THE WORLD WE LIVE IN IS FULL OF WONDERS. It is, as Tolkien said, “full of strange creatures beyond count.” But surely, the strangest of these by far is the human race. Human beings are so different from any of the other creatures, the more we learn about our human qualities, the more we see just how wide the gap is. (If you want to read a book that will make you think, get a copy of Mortimer J. Adler’s The Difference of Man and the Difference It Makes.)

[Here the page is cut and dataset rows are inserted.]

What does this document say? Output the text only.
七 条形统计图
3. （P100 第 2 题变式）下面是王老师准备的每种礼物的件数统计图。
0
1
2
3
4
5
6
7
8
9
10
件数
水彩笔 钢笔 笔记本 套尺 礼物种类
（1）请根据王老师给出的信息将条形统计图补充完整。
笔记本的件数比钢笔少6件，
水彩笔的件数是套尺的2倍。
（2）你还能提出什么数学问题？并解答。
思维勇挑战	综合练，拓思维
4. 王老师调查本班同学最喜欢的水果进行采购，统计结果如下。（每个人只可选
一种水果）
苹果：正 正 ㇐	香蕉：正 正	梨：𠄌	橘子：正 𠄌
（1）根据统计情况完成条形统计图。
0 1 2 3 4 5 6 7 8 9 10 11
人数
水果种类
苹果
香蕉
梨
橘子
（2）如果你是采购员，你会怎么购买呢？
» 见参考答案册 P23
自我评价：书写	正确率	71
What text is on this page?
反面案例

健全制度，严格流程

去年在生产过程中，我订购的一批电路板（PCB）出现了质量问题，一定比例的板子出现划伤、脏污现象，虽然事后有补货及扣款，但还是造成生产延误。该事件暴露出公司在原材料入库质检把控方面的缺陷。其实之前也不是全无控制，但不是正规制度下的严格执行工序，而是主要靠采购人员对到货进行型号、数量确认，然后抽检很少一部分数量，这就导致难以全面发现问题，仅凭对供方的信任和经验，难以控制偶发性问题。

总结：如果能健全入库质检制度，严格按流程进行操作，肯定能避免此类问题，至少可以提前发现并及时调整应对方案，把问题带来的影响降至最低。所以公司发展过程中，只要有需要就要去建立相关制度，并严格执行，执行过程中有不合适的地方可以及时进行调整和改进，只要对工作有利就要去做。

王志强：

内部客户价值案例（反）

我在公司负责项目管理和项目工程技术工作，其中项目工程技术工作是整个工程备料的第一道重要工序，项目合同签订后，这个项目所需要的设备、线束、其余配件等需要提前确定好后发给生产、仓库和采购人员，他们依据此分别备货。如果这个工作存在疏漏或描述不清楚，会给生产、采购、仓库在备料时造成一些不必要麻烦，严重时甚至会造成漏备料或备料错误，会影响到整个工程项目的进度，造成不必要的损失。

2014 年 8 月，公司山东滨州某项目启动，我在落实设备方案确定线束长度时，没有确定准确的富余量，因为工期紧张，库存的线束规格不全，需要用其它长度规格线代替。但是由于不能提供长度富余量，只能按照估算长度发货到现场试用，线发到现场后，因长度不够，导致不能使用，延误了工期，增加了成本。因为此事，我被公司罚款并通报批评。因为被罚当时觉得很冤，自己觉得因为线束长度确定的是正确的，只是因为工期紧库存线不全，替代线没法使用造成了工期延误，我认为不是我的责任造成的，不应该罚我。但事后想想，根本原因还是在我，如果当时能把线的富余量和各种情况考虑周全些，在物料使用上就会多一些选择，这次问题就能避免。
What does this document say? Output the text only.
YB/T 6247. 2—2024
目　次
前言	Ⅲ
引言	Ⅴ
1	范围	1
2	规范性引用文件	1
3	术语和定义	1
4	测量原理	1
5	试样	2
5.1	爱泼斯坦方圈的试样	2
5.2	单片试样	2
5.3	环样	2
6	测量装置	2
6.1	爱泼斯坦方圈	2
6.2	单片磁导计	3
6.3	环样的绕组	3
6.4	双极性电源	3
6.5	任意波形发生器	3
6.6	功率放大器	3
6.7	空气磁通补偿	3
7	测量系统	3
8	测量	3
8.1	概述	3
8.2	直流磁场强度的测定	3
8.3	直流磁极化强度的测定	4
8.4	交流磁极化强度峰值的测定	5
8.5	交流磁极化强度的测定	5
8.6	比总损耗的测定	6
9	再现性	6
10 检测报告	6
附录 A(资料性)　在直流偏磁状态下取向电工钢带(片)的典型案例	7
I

In Acts 17:28,29, Paul pointed out that the personal nature we know we possess is a clue to the nature of God. The Greek poets had acknowledged that we are the “offspring” of God. If that’s true, Paul argued, how can we think God is any less personal than we are? He was right. If we have personal minds, those minds can’t be explained by impersonal forces. Even if our physical brains could have evolved, what scientists call the “mind” is a phenomenon the brain simply cannot produce by itself.

Today, neuroscience believes it is making progress in explaining human consciousness in completely naturalistic, biological terms. We are told that it’s only a matter of time before science discovers how the physical brain produces the “mind.” But honestly, the campaign promises of that bold project will be hard to fulfill.

Human “personhood” is very familiar to us (it may be hard to define, but we know it when we see it), and it can’t be explained from below itself — its origin can only be from above itself. The non-personal could never have produced the personal, no matter how many trillions of years it had to work with. And our physical brains can never be, all by themselves, the generative source of our rational thought and free will. In our heart of hearts, we know this. We know that what we are can only be explained by the creative act of a Personal Being who had the power to make us in His image.

“I can’t understand man, Agnos, without invoking the transcendent, the supernatural, the immaterial . . . Augustine once confessed, ‘The manner in which the spirit is united to the body cannot be understood by man, but it is the essence of man.’ Even with theism man remains a puzzle, but to me the puzzle is augmented geometrically if theism is false” (Arlie J. Hoover).